Movie Analyze

 
In a nutshell
For this assignment I want you to watch one of the movies listed below and read “Why
Everyone in an Enterprise Can and Should Be a Leader” by Knowledge@Wharton. Then I
want you to craft a five page essay that ties together the article, the movie, and this
unit of the course. The overall goal of this assignment is to show that you can apply theory from
this unit to practice. (You may include elements from other units to help contextualize theories
from this unit, but my goal is to assess your mastery of the unit learning objectives in this
assignment)
As I mentioned in the guidelines for assignments 2 and 3, as you choose your movies, for
one of the selections, I want you to choose a movie with a protagonist of the opposite sex,
or one that features a protagonist of a different sexuality, race, or ethnicity. Thus, for the
three interaction analysis assignments, two may be of leaders “like you” and one must be of
a leader who is of the opposite sex, or culturally different in some way from you. You may
not debrief the same movie more than one time.
The specific objectives are for you to:
• recognize elements of leadership and followership in action
• identify the elements of communication in the movie that transact leadership in groups
and organizations
• demonstrate an understanding of organizational culture
• analyze what are the most salient elements of leadership pertaining to this unit
represented in the movie
• draw on your knowledge base to make sense of a series of interactions pertaining to
leadership
• synthesize the required text, additional reading, and elements of the movie to show
that you can debrief leadership encounters in a meaningful way using concepts raised
in this unit.
As you debrief the movie bear in mind
• you may focus on one or more characters
• you may focus on one or more situations/encounters
• you may compare and contrast characters/situations
• you may evaluate communication and or behaviors in context
• you can take whatever approach you think will demonstrate the knowledge gained
from this unit exemplified in one or more communication encounters
I want to explore as many ways to reach students as I can – to present learning opportunities
that will maximize the possibility that course material will seem “real” – relevant, vibrant,
exciting, and infinitely worth pursuing in your quest to become a more theoretically grounded, reflexive, and competent leader. Since many of the students in this class have limited
experience of leadership in
organizations, I am offering a type of mediated ethnography to create “a level playing field”

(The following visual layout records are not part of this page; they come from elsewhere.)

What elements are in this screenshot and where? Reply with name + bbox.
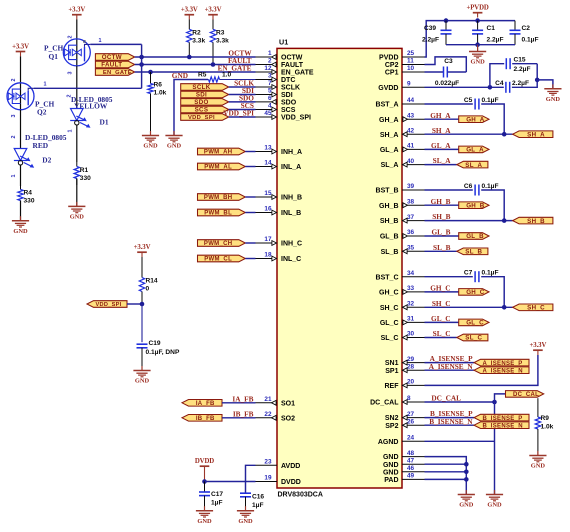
svg-text:AVDD: AVDD [281,463,300,470]
svg-text:D1: D1 [100,117,109,126]
svg-text:11: 11 [407,58,414,65]
wire FAULT flag to pin 2 [135,64,256,66]
node junction FAULT / R3 [211,62,216,67]
svg-text:SH_C: SH_C [527,305,545,312]
svg-text:330: 330 [80,175,91,182]
svg-text:GND: GND [383,469,399,476]
svg-text:SL_C: SL_C [433,329,451,338]
wire SCS flag to pin [229,109,256,111]
net flag SH_B [513,217,553,225]
svg-text:IB_FB: IB_FB [196,416,215,422]
net flag SH_C [513,304,553,312]
svg-text:GH_A: GH_A [466,116,485,123]
wire C3 to loop right edge [448,71,467,73]
ground below C16 [237,506,254,525]
wire CP2 loop to C3 [425,57,467,72]
wire Q2 drain down to LED D2 [20,110,22,149]
svg-text:B_ISENSE_P: B_ISENSE_P [483,416,523,422]
net flag SH_A [513,131,553,139]
svg-text:SH_A: SH_A [432,126,451,135]
svg-text:SH_B: SH_B [432,212,450,221]
capacitor C2 0.1uF [510,21,521,45]
svg-text:48: 48 [407,450,415,457]
power +3.3V (R3) [205,7,222,20]
ground below GND pins [458,490,475,509]
svg-text:2.2µF: 2.2µF [514,66,531,73]
wire GND pin 47 [425,463,467,465]
wire DVDD rail to pin 19 [205,481,256,483]
svg-text:C4: C4 [495,80,504,87]
svg-text:SDO: SDO [194,99,208,106]
svg-text:VDD_SPI: VDD_SPI [223,109,254,118]
svg-text:25: 25 [407,50,415,57]
svg-text:GND: GND [238,518,253,525]
svg-text:C17: C17 [211,491,223,498]
svg-text:GL_A: GL_A [466,147,484,154]
svg-text:1µF: 1µF [252,502,264,509]
svg-text:PWM_BL: PWM_BL [204,211,232,217]
resistor R14 0 ohm [139,257,144,304]
wire GVDD to C4 [425,86,504,88]
svg-text:+3.3V: +3.3V [530,342,547,349]
net flag B_ISENSE_P [474,414,529,422]
capacitor C15 2.2uF [506,58,510,69]
LED D2 red [14,149,34,168]
wire SP2 to B_ISENSE_N flag [425,424,475,426]
ground below R6 [142,131,159,150]
net flag GL_C [459,319,489,327]
capacitor C5 0.1uF bootstrap [475,99,479,110]
svg-text:2: 2 [11,136,17,139]
wire SH_C to flag [425,306,513,308]
svg-text:38: 38 [407,198,415,205]
node junction OCTW / R2 [187,55,192,60]
net flag PWM_AH [198,148,246,156]
net flag SL_C [457,334,488,342]
svg-text:B_ISENSE_N: B_ISENSE_N [429,417,473,426]
svg-text:PWM_AL: PWM_AL [204,165,232,171]
svg-text:42: 42 [407,127,415,134]
svg-text:Q1: Q1 [49,52,59,61]
svg-text:12: 12 [264,65,272,72]
svg-text:SL_B: SL_B [433,243,451,252]
svg-text:1: 1 [99,38,102,44]
svg-text:6: 6 [268,95,272,102]
svg-text:GVDD: GVDD [378,85,398,92]
svg-text:43: 43 [407,112,415,119]
svg-text:GND: GND [13,228,28,235]
svg-text:49: 49 [407,473,415,480]
svg-text:27: 27 [407,411,415,418]
wire GND pin 46 [425,471,467,473]
node junction C1 top / +PVDD [475,18,480,23]
wire C15 right to join [512,63,537,65]
resistor R1 330 [74,162,79,185]
svg-text:GL_B: GL_B [431,228,450,237]
svg-text:1.0k: 1.0k [154,90,167,97]
net flag PWM_CL [198,255,246,263]
node junction PAD 49 [464,477,469,482]
wire PWM_BH flag to pin [245,196,255,198]
wire SDI flag to pin [229,94,256,96]
ground below C1 [469,47,486,66]
power +PVDD [466,5,488,18]
wire Q1 gate to FAULT net vertical [90,43,141,45]
resistor R2 3.3k pull-up [187,20,192,58]
svg-text:C3: C3 [444,58,453,65]
power +3.3V (Q1 source) [68,7,85,20]
svg-text:+3.3V: +3.3V [68,7,85,14]
net flag OCTW [95,54,134,62]
wire R1 to GND [76,179,78,207]
wire IB_FB to SO2 [222,417,256,419]
net flag GH_A [459,116,489,124]
LED D1 yellow [70,109,90,128]
svg-text:DVDD: DVDD [195,458,214,465]
wire PWM_CL flag to pin [245,258,255,260]
wire SP1 to A_ISENSE_N flag [425,369,475,371]
svg-text:IA_FB: IA_FB [232,394,253,403]
svg-text:A_ISENSE_P: A_ISENSE_P [483,361,523,367]
net flag A_ISENSE_P [474,359,529,367]
svg-text:EN_GATE: EN_GATE [103,70,132,76]
wire PWM_AL flag to pin [245,166,255,168]
wire CP1 to C3 [425,71,444,73]
wire node to C19 [141,304,143,342]
node junction C1 bottom [475,42,480,47]
wire BST_C to C7 [425,276,473,278]
wire DC_CAL pin to node [425,401,495,403]
svg-text:GND: GND [172,71,188,80]
svg-text:26: 26 [407,418,415,425]
capacitor C39 2.2uF [441,21,452,45]
wire PWM_AH flag to pin [245,151,255,153]
svg-text:3: 3 [268,73,272,80]
net flag GL_B [459,233,489,241]
svg-text:22: 22 [264,411,272,418]
net flag SL_B [457,248,488,256]
svg-text:SL_C: SL_C [465,335,482,342]
net flag B_ISENSE_N [474,422,529,430]
ground below R1 [68,202,85,221]
svg-text:GH_C: GH_C [466,289,485,296]
transistor Q2 P_CH MOSFET [7,83,34,110]
svg-text:R2: R2 [192,30,201,37]
wire SL_B to flag [425,250,457,252]
net flag SL_A [457,161,488,169]
svg-text:44: 44 [407,97,415,104]
svg-text:GND: GND [135,378,150,385]
svg-text:0.1µF, DNP: 0.1µF, DNP [146,349,180,356]
svg-text:GL_B: GL_B [380,234,399,241]
svg-text:2.2µF: 2.2µF [422,37,439,44]
svg-text:INH_C: INH_C [281,241,302,248]
wire GL_A to flag [425,148,459,150]
svg-text:3.3k: 3.3k [192,38,205,45]
power +3.3V (R2) [181,7,198,20]
svg-text:GL_A: GL_A [380,147,399,154]
node junction GVDD branch [488,85,493,90]
wire EN_GATE flag to pin 12 [135,71,256,73]
svg-text:SL_B: SL_B [465,249,482,256]
svg-text:1: 1 [44,81,47,87]
svg-text:SL_A: SL_A [433,156,452,165]
wire GL_B to flag [425,235,459,237]
svg-text:GND: GND [383,462,399,469]
capacitor C4 2.2uF [506,82,510,93]
svg-text:C7: C7 [464,270,473,277]
svg-text:REF: REF [385,383,400,390]
node junction SH_C bootstrap [502,305,507,310]
resistor R9 1.0k [535,398,540,455]
ground below DC_CAL/AGND [486,490,503,509]
svg-text:C5: C5 [464,97,473,104]
svg-text:CP1: CP1 [385,70,399,77]
wire OCTW flag to pin 1 [135,56,256,58]
svg-text:1: 1 [11,175,17,178]
svg-text:SH_A: SH_A [380,132,399,139]
wire C19 to GND [141,348,143,371]
node junction C15/C4 gnd tap [535,78,540,83]
svg-text:1µF: 1µF [211,500,223,507]
svg-text:GND: GND [70,214,85,221]
svg-text:5: 5 [268,88,272,95]
resistor R4 330 [18,186,23,202]
svg-text:SDO: SDO [281,100,297,107]
svg-text:R9: R9 [541,415,550,422]
svg-text:4: 4 [268,103,272,110]
svg-text:PWM_CL: PWM_CL [204,257,232,263]
net flag GH_B [459,202,489,210]
ground for GVDD caps [544,84,561,103]
capacitor C1 2.2uF [472,21,483,45]
wire gnd tap [537,80,553,89]
svg-text:A_ISENSE_N: A_ISENSE_N [483,368,523,374]
svg-text:R5: R5 [198,72,207,79]
svg-text:R1: R1 [80,167,89,174]
wire AGND to gnd vertical [425,440,495,442]
svg-text:DVDD: DVDD [281,479,301,486]
svg-text:GH_A: GH_A [379,117,398,124]
svg-text:GH_B: GH_B [379,203,398,210]
svg-text:+3.3V: +3.3V [181,7,198,14]
svg-text:2.2µF: 2.2µF [512,80,529,87]
svg-text:INL_B: INL_B [281,210,301,217]
svg-text:R3: R3 [216,30,225,37]
power +3.3V (REF) [530,342,547,355]
svg-text:20: 20 [407,379,415,386]
wire D1 to R1 [76,125,78,162]
wire BST_B to C6 [425,189,473,191]
svg-text:2.2µF: 2.2µF [487,37,504,44]
svg-text:2: 2 [11,79,17,82]
svg-text:1: 1 [68,130,74,133]
svg-text:GND: GND [546,96,561,103]
svg-text:+3.3V: +3.3V [134,244,151,251]
svg-text:+3.3V: +3.3V [205,7,222,14]
svg-text:PAD: PAD [384,477,398,484]
svg-text:30: 30 [407,331,415,338]
svg-text:SL_B: SL_B [381,249,399,256]
svg-text:GND: GND [197,518,212,525]
svg-text:28: 28 [407,363,415,370]
svg-text:DC_CAL: DC_CAL [513,392,539,398]
svg-text:OCTW: OCTW [281,55,303,62]
svg-text:R14: R14 [146,278,158,285]
svg-text:DTC: DTC [281,77,295,84]
wire SN1 to A_ISENSE_P flag [425,362,475,364]
wire SH_B to flag [425,220,513,222]
svg-text:SCLK: SCLK [192,84,210,91]
wire DTC to R5 and GND [174,80,208,136]
svg-text:PVDD: PVDD [379,55,398,62]
capacitor C7 0.1uF bootstrap [475,271,479,282]
wire VDD_SPI flag to pin [229,116,256,118]
svg-text:SH_B: SH_B [380,218,399,225]
wire +3.3V to Q1 [76,20,78,39]
net flag GL_A [459,146,489,154]
svg-text:OCTW: OCTW [102,54,122,61]
svg-text:SO1: SO1 [281,400,295,407]
svg-text:14: 14 [264,160,272,167]
svg-text:39: 39 [407,183,415,190]
svg-text:DC_CAL: DC_CAL [431,394,461,403]
wire GH_B to flag [425,204,459,206]
svg-text:INH_B: INH_B [281,195,302,202]
svg-text:DC_CAL: DC_CAL [370,400,399,407]
svg-text:SP1: SP1 [385,368,398,375]
net flag DC_CAL [506,391,544,399]
svg-text:7: 7 [268,80,272,87]
wire VDD_SPI flag to R14/C19 node [127,303,142,305]
svg-text:SO2: SO2 [281,415,295,422]
svg-text:330: 330 [24,198,35,205]
svg-text:34: 34 [407,270,415,277]
svg-text:0.1µF: 0.1µF [482,270,499,277]
wire IA_FB to SO1 [222,402,256,404]
svg-text:GND: GND [531,463,546,470]
node junction SH_A bootstrap [502,132,507,137]
node junction DC_CAL [492,400,497,405]
wire SL_C to flag [425,337,457,339]
svg-text:35: 35 [407,245,415,252]
svg-text:GND: GND [487,502,502,509]
net flag SCS [181,106,229,114]
net flag PWM_BH [198,194,246,202]
wire C5 to SH_A node [481,104,504,134]
svg-text:B_ISENSE_N: B_ISENSE_N [483,423,523,429]
wire bottom cap rail [446,44,515,46]
net flag A_ISENSE_N [474,367,529,375]
svg-text:SL_A: SL_A [465,162,482,169]
capacitor C3 0.022uF flying cap [444,67,448,78]
node junction C39 top [444,18,449,23]
svg-text:33: 33 [407,285,415,292]
svg-text:C19: C19 [149,340,161,347]
wire C7 to SH_C node [481,277,504,308]
svg-text:GH_C: GH_C [379,290,398,297]
svg-text:0.022µF: 0.022µF [435,80,459,87]
svg-text:SCS: SCS [281,107,296,114]
svg-text:SDI: SDI [281,92,293,99]
svg-text:INL_C: INL_C [281,256,301,263]
svg-text:3: 3 [68,72,74,75]
wire C6 to SH_B node [481,190,504,221]
svg-text:GL_C: GL_C [380,320,399,327]
svg-text:47: 47 [407,457,415,464]
svg-text:SL_C: SL_C [381,335,399,342]
transistor Q1 P_CH MOSFET [63,39,90,66]
svg-text:VDD_SPI: VDD_SPI [188,115,215,121]
svg-text:INH_A: INH_A [281,149,302,156]
svg-text:C1: C1 [487,25,496,32]
svg-text:2: 2 [68,36,74,39]
wire DC_CAL node down to GND [494,402,496,495]
wire AVDD branch [246,465,256,493]
wire C1 bottom to GND [477,45,479,52]
svg-text:RED: RED [33,141,49,150]
svg-text:0.1µF: 0.1µF [482,183,499,190]
net flag SDO [181,99,229,107]
svg-text:C16: C16 [252,494,264,501]
svg-text:16: 16 [264,206,272,213]
svg-text:SCS: SCS [195,107,209,114]
svg-text:VDD_SPI: VDD_SPI [96,302,122,308]
svg-text:GND: GND [167,143,182,150]
svg-text:GND: GND [459,502,474,509]
svg-text:0: 0 [146,286,150,293]
svg-text:19: 19 [264,475,272,482]
svg-text:PWM_CH: PWM_CH [204,241,232,247]
wire SH_A to flag [425,133,513,135]
svg-text:GND: GND [143,143,158,150]
svg-text:SL_A: SL_A [381,162,399,169]
net flag SDI [181,91,229,99]
svg-text:18: 18 [264,252,272,259]
capacitor C19 0.1uF DNP [137,344,148,348]
wire +3.3V to Q2 [20,56,22,83]
svg-text:3: 3 [11,115,17,118]
svg-text:GH_A: GH_A [430,111,451,120]
svg-text:BST_A: BST_A [376,102,399,109]
svg-text:23: 23 [264,459,272,466]
svg-text:40: 40 [407,158,415,165]
svg-text:SH_B: SH_B [527,218,545,225]
wire Q1 drain down to LED D1 [76,66,78,109]
svg-text:BST_B: BST_B [376,188,399,195]
wire through Q2 [20,83,22,110]
node junction EN_GATE / R6 [148,70,153,75]
resistor R3 3.3k pull-up [210,20,215,65]
svg-text:15: 15 [264,190,272,197]
svg-text:29: 29 [407,356,415,363]
op-amp U1 DRV8303DCA gate driver IC body [277,48,402,488]
wire vertical joining Q1 gate, OCTW, FAULT, Q2 gate [141,44,143,88]
svg-text:13: 13 [264,145,272,152]
svg-text:10: 10 [407,65,415,72]
net flag IA_FB [182,400,222,408]
svg-text:AGND: AGND [378,439,399,446]
svg-text:R6: R6 [154,82,163,89]
svg-text:A_ISENSE_N: A_ISENSE_N [429,362,474,371]
svg-text:SH_A: SH_A [527,131,545,138]
wire SCLK flag to pin [229,86,256,88]
resistor R6 1.0k EN_GATE pulldown [148,72,153,136]
wire DC_CAL node up to flag [495,394,506,402]
ground below R4 [12,216,29,235]
svg-text:Q2: Q2 [37,108,47,117]
power +3.3V (R14) [134,244,151,257]
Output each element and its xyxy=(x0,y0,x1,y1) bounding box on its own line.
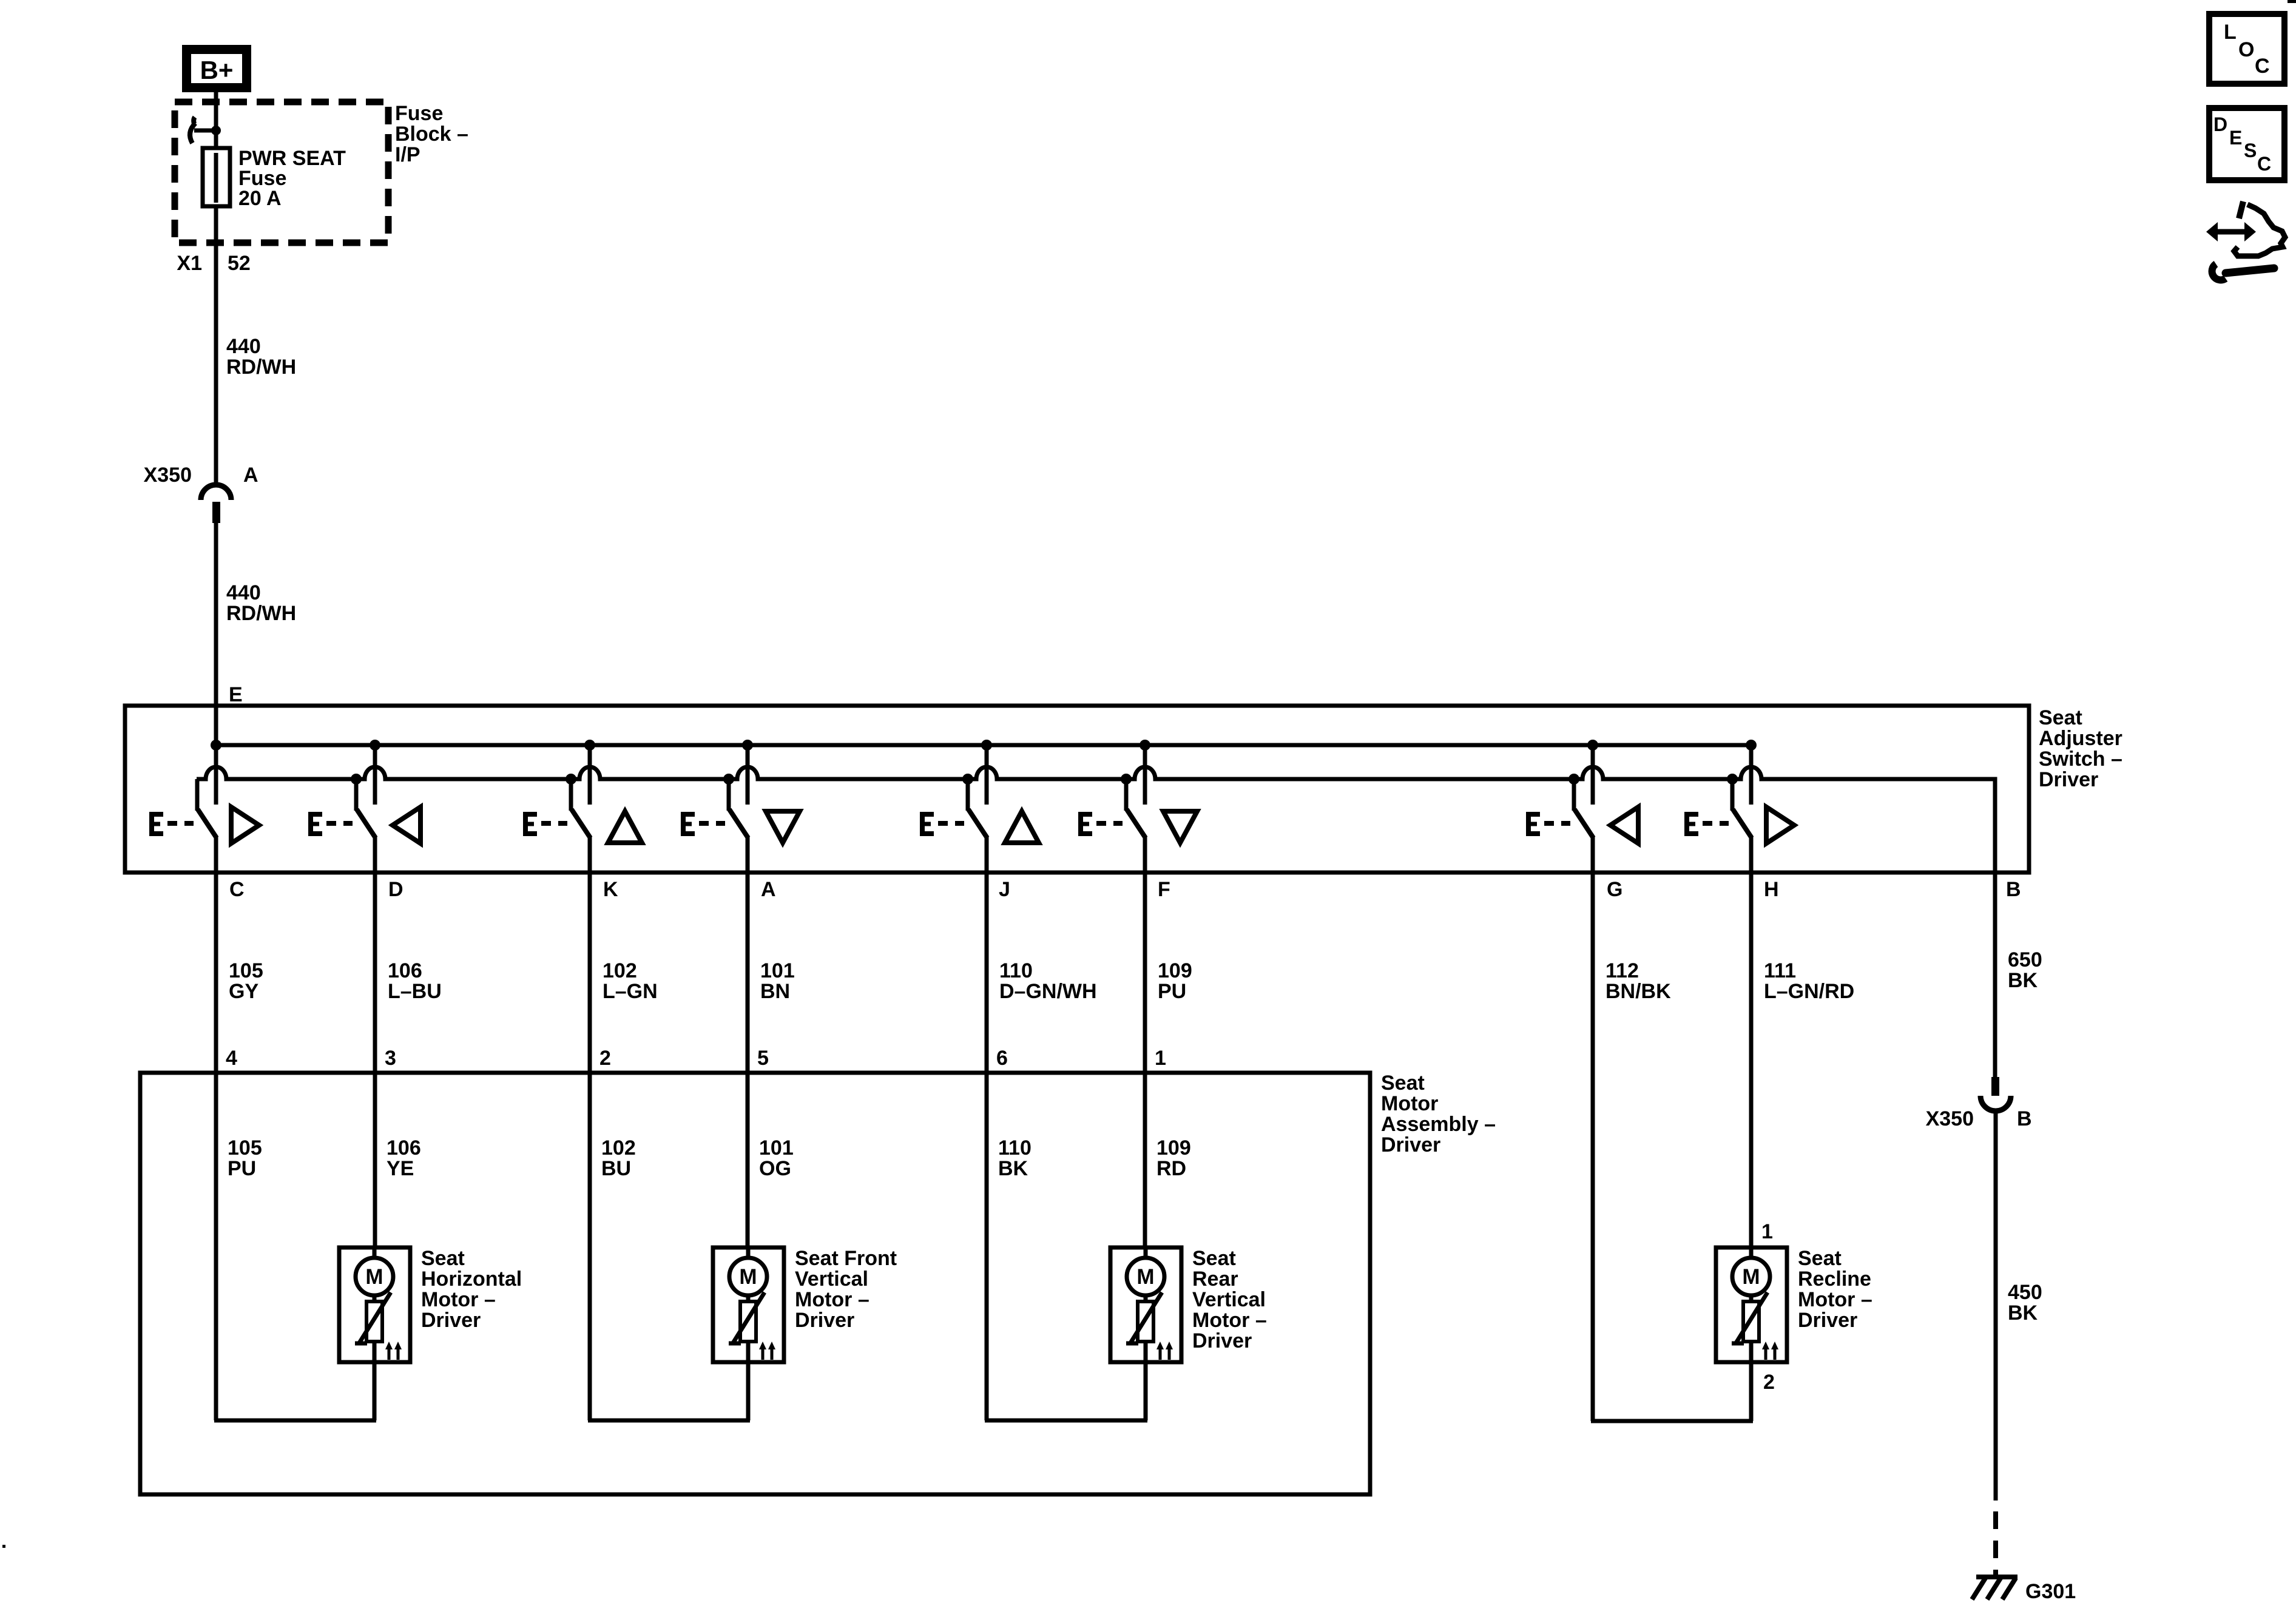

so that inexperienced students have appropriate material to draw on to craft their essays.

Movies
You can obtain these movies from libraries, rental stores, Netflix, or a venue of your choice.
Synopsis text from IMDb.com
Elizabeth: The Golden Age (2007)
Invictus (2009)
The Founding of a Republic 2009)
Read article from the Independent https://www.independent.co.uk/news/world/asia/thethoughts-of-chairman-mao-starring-jackie-chan-and-jet-li-1783408.html
As China prepares to celebrate the 60th anniversary of the People’s Republic, a new
blockbuster tells the story of its founding. Naturally, the nation’s biggest movie stars took part,
as Clifford Coonan reports from Beijing.
There has never been a movie quite like Jiangguo Daye. The blockbuster features nearly 200
of China’s top movie stars, including action heroes Jackie Chan and Jet Li plus a host of
directors, comedy stars and even journalists. There is Zhang Ziyi of Crouching Tiger, Hidden
Dragon, Stephen Chow of Kung Fu Hustle, and Hong Kong heartthrob Andy Lau. Imagine a
Hollywood film featuring the entire celebrity audience at the Oscars and you get the idea.
But The Founding of a Republic – the title in English – is not just an A-list extravaganza. It is a
stirring propaganda epic, a tale of how 60 years ago, when Chairman Mao’s scruffy band of
revolutionary warriors overcame Chiang Kai-shek’s Nationalist Kuomintang in the civil war to
establish the world’s most enduring Communist revolution.